The already polarized American political climate and the #MeToo movement have converged and hit an apex this week as Dr. Christine Blasey Ford, a former classmate of Brett Kavanaugh, Trump's nomination for Supreme Court Justice, testifies before the Senate Judiciary Committee after alleging that Kavanaugh sexually assaulted and "physically abused" her when they were in school together. It's a tense moment, and potentially a turning point, and many people have questions about the trial itself. Throughout the hearings, one particular question is most likely: Who is Rachel Mitchell?

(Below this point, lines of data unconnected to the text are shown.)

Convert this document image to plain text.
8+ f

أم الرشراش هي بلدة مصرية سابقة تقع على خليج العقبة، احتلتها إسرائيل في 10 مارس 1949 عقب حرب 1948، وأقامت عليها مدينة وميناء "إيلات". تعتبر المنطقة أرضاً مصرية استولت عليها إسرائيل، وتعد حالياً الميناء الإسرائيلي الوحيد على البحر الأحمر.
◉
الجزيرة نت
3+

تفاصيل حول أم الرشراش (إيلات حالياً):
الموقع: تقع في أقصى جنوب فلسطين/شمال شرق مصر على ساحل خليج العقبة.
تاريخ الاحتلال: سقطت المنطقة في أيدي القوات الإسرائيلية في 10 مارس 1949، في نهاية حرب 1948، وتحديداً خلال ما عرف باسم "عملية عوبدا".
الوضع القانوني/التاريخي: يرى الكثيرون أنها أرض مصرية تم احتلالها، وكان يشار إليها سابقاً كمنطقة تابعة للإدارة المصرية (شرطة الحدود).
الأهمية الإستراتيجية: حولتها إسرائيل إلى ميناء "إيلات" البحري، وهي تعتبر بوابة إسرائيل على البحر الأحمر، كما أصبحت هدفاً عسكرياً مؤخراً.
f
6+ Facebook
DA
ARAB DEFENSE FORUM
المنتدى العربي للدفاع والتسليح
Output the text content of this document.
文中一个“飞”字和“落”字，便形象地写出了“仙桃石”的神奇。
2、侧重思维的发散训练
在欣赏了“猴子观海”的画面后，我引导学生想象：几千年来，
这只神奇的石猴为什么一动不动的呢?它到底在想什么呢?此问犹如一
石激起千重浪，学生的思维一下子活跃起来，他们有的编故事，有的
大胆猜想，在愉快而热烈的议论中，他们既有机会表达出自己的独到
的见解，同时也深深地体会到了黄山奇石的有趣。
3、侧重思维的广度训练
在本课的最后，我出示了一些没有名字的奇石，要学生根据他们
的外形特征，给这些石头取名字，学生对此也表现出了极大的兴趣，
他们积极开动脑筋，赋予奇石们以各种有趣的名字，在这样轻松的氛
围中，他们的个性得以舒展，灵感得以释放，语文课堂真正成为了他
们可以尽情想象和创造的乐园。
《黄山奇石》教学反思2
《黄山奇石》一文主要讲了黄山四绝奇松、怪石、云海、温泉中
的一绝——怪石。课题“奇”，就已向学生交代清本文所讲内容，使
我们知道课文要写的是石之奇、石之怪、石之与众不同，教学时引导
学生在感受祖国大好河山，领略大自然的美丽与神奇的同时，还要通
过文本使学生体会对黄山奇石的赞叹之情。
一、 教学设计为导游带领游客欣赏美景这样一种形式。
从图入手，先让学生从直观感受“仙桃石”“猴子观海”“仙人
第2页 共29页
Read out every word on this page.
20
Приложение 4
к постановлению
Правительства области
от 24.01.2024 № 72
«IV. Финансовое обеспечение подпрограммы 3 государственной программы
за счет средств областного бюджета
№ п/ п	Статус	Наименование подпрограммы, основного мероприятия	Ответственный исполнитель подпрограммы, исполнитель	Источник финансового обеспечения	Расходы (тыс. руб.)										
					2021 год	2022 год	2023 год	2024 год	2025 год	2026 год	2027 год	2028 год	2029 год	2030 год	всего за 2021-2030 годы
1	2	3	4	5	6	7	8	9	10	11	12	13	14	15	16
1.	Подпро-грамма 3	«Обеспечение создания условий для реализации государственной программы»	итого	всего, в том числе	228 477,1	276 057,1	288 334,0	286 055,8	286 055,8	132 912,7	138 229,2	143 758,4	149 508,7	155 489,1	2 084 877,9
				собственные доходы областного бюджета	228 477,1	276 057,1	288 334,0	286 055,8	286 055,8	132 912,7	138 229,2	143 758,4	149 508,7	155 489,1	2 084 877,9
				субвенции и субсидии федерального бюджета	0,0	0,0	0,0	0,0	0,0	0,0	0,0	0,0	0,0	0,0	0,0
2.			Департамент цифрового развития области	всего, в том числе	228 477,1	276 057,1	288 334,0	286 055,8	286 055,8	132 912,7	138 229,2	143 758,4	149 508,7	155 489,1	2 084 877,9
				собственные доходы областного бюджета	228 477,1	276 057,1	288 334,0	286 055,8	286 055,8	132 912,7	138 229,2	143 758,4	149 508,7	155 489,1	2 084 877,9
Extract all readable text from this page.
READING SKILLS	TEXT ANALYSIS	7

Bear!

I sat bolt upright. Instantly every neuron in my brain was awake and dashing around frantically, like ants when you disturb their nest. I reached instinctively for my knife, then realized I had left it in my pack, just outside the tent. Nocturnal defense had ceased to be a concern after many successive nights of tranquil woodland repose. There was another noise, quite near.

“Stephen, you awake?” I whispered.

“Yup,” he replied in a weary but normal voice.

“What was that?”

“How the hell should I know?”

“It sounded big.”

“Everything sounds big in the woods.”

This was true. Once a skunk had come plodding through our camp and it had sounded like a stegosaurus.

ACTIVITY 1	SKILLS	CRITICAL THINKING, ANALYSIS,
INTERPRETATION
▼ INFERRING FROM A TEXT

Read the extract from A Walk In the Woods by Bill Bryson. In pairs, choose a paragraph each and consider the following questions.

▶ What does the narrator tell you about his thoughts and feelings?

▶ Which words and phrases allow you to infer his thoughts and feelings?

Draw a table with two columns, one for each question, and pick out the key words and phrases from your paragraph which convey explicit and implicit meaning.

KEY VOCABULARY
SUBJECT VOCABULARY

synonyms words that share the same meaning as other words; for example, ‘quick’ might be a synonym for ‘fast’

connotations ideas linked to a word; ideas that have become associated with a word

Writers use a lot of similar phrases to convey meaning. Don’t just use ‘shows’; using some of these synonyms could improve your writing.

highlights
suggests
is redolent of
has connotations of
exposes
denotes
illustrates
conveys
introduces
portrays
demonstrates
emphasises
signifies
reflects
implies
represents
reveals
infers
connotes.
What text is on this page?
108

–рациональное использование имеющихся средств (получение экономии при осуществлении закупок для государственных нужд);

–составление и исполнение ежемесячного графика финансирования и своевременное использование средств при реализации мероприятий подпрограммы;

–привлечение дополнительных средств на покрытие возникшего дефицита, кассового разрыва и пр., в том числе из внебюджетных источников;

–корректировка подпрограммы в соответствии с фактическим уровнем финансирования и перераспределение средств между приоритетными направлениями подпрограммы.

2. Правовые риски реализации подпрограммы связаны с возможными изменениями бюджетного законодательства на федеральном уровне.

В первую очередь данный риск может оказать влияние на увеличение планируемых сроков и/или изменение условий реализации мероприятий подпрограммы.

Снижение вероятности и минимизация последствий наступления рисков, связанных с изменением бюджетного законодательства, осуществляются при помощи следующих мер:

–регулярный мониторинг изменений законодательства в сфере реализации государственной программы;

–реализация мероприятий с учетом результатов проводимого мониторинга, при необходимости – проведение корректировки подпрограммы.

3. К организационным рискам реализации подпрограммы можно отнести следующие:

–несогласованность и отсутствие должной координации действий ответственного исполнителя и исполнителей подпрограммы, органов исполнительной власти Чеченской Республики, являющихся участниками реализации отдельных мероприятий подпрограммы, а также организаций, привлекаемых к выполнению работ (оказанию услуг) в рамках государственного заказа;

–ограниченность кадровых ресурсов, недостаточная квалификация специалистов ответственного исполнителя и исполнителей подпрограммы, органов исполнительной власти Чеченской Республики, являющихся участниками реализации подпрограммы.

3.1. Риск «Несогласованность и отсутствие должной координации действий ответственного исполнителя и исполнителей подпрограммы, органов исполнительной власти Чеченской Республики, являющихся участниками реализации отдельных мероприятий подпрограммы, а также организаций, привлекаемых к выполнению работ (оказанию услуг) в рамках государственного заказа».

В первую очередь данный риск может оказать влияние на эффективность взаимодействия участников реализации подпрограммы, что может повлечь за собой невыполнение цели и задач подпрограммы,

The prosecutor questioning Blasey Ford has actually worked on sex crimes for many years.
CNN reported that Mitchell has been a prosecutor in Arizona for over 25 years, and that she is notable for her work on cases involving sexual assault. According to the network, Mitchell is currently the Deputy County Attorney in the Maricopa County Attorney's Office in Phoenix, and also serves as the division chief of the Special Victims Division, which "handles cases of domestic violence, sex crimes, and auto theft." Previously, Mitchell ran the sex crimes bureau in Arizona state. The Washington Post reported that Mitchell is best known for her successful prosecution of a priest in Arizona named Paul LeBrun back in 2005. LeBrun was convicted of sexually abusing young boys between the ages of 11 and 13, and was sentenced to 111 years in prison.
Slate reported that Robert Kavanaugh, an Arizona attorney who has defended clients in cases wherein Mitchell was prosecuting, told the magazine that, as an attorney, she's "reasonable," and that she's "not the kind of person who's going to attack someone." He continued saying she'd be "professional" despite the tense circumstances. “I can’t think of anything unethical or inappropriate that was done,” he told Slate about his experience opposing her," he said.
Thus far, Blasey Ford has been asked to recall what details she remembers of the evening she alleges Kavanaugh and a friend assaulted her. CNBC reported she said he "groped me and tried to take off my clothes." She continued:
He had a hard time because he was so drunk, and because I was wearing a one-piece bathing suit under my clothes. I believed he was going to rape me. I tried to yell for help. When I did, Brett put his hand over my mouth to stop me from screaming. This was what terrified me the most, and has had the most lasting impact on my life.
In 2011, Mitchell, who does not typically speak to press, did an interview with FrontLine magazine, in which she not only described her job, but notably discussed why she's found that, in her work, children and young people tend to not come forward as often as you'd think.
"A very common misconception relates to when and how children tell. People think that children would tell right away and that they would tell everything that happened to them," she said. "In reality children often keep this secret for years, sometimes into their adulthood, sometimes forever." She continued: “False accusations are very rare… The reality is that the authorities, if they are brought in to investigate, can weed out false accusations and the criminal justice system can do that.”
Tracey Westerhausen, another Arizona criminal defense attorney, told CNN that Mitchell is "extremely prepared" for the trial, and that she's "methodical" about how she conducts herself. "She does not engage in courtroom histrionics. You'll never have a gotcha moment where there's a big surprise. She will build her case very carefully and in layers," Westerhausen said.
The hearing is ongoing as of Thursday afternoon.